System of Government in MyanmarMyanmar's system of government
Myanmar: Not so quick - Policy in Myanmar
Since Myanmar's army-dominated regime began its policy reform in 2011, the issue of whether the country's most prominent figure can run for presidential office next year has been overlooked throughout the entire trial. One of the world's most celebrated womens, Aung San Suu Kyi is a Nobel Prize winner and chairwoman of the country's largest opponent National League for Democracy (NLD).
However, none of this will help if Myanmar's constitutional system keeps preventing Ms Suu Kyi from running for the presidency. The amendment of the Constitutional Treaty to make this possible has become the most important test for the country's newcomers. However, judging by recent incidents, it will be more difficult to change the EU budget than many had anticipated.
The cause of the issue is term 59(f). In 2008, the then army june incorporated them into the new state in order to curb the efforts of its most dreaded enemy and then languish under home detention. It prohibits anyone whose spouses or offspring are non-nationals.
Without the sinful provision, the newly appointed NLD legislator would make Miss Suu Kyi president. There are innumerable other flaws in the army's condition. There is, for example, no room for adequate policy adaptation to local minorities such as the Karen and Kachin, who have been struggling for centuries against Burma-dominated federalism.
Nearly everyone, from the governing deputy of the Armed Forces, the Union Solidarity and Development Partys ( "USDP"), to the NLD, has to do with one or the other part of the state. So far, it had been generally believed that even the hard-boiled members of the USDP, if they got enough in exchange, would agree to the need to amend 59(f), if only to underline that the Myanmar reforms are being made.

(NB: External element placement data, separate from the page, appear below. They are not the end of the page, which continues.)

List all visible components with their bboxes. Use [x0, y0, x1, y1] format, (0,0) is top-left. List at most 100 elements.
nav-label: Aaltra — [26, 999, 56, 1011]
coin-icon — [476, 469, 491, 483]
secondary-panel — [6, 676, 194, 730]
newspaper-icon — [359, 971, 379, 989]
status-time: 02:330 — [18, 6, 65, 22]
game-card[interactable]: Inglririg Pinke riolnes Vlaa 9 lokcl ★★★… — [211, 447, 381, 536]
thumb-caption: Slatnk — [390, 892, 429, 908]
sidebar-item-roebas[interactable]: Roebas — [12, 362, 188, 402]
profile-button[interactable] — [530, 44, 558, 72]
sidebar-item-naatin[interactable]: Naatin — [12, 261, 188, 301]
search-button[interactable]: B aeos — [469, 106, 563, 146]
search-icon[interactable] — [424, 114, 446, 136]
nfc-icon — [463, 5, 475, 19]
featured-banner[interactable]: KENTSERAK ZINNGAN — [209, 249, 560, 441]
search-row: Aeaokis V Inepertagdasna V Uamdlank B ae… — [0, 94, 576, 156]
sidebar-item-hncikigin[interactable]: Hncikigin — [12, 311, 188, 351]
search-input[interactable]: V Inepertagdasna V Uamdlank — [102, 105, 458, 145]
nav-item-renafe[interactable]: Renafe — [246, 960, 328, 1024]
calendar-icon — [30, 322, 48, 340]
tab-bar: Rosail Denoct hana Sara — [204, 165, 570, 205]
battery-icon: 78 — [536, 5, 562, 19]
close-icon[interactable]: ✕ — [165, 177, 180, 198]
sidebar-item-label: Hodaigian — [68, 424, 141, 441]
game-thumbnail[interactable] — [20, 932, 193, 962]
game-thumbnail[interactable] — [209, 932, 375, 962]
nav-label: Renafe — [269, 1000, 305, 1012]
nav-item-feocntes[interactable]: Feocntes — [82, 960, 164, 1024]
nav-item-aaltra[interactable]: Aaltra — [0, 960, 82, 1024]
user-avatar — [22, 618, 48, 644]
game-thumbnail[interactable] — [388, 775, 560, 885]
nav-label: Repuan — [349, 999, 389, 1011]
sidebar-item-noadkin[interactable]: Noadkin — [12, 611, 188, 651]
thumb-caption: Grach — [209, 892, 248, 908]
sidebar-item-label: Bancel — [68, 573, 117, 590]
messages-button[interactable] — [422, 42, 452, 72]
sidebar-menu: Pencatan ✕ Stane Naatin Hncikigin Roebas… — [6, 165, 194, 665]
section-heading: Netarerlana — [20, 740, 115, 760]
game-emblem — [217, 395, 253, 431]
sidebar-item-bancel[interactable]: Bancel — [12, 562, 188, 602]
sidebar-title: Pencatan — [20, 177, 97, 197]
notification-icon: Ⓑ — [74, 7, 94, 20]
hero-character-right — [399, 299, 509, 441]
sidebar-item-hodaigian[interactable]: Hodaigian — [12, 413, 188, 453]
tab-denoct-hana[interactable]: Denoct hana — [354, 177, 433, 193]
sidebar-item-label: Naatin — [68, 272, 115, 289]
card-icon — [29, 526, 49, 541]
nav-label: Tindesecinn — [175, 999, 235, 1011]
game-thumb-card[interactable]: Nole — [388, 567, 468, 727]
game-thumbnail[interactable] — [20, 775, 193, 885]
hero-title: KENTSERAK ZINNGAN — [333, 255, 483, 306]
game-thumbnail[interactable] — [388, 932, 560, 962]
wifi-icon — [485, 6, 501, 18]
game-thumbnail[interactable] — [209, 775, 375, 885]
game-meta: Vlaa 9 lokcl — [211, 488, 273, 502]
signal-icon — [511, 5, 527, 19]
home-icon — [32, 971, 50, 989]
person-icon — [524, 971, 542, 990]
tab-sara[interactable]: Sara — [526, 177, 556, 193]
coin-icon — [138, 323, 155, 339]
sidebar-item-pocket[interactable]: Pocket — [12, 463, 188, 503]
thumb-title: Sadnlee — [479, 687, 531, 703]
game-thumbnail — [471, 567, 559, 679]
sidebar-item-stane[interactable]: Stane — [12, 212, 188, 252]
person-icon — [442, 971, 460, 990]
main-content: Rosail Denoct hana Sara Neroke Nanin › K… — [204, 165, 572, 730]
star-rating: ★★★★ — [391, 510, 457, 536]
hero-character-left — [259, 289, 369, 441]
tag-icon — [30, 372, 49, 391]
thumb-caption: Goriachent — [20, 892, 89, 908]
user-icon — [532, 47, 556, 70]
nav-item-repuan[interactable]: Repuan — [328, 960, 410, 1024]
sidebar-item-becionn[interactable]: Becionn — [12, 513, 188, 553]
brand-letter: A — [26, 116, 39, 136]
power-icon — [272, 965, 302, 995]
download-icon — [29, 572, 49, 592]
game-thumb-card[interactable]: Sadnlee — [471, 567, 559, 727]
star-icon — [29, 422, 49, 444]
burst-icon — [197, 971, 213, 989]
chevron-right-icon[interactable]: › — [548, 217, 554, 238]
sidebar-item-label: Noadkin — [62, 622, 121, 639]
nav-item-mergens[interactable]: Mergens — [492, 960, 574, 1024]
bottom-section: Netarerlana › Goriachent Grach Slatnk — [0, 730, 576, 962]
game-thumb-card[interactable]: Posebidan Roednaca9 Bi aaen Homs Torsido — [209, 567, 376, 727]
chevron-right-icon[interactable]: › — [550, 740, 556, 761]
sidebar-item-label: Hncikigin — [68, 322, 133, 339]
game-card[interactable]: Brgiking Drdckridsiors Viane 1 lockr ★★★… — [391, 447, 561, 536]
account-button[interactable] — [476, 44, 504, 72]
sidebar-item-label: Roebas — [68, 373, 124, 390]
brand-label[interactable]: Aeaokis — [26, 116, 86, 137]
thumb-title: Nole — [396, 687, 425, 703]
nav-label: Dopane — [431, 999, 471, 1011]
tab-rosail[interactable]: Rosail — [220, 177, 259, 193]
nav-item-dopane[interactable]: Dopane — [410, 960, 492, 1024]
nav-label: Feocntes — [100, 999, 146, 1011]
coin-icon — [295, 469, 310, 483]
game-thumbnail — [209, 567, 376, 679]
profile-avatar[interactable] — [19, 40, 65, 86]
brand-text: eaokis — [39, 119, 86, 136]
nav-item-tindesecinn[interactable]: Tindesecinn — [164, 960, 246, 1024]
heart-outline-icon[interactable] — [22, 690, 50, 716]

However, on 31 January, after month-long deliberations, the 109-strong parliamentarian commission responsible for collecting comments on the amendment of the Basic Law published a statement claiming that most Burmese were against it. Overall, the USDP-dominated commission alleged to have collected 28,000 deeds, almost all of which point to a revision of the US federal charter.
A full 100,000 undersigned refused to amend either Article 59(f) or rules guaranteeing the military 25% of parliamentary seat. On the other hand, only 592 countries have apparently voted to delete the provision. A congressman, Zaw Myint Maung, said the alleged results were just an organized petition among USDP members in Yangon, which was completely untypical of popular sentiment.
The USDP's base will not turn a blind eye and take Suu Kyi's chair. Parliament's own Rapporteur was merely asked to give its opinion. We have now set up a new panel to deal with the thousand of amendments.
If, and when, specific suggestions arise, there is still the 75% majoritarian hurdle that is necessary for a constitutionification. Currently, 80% of the parliament houses are occupied by the Armed Forces or the USDP.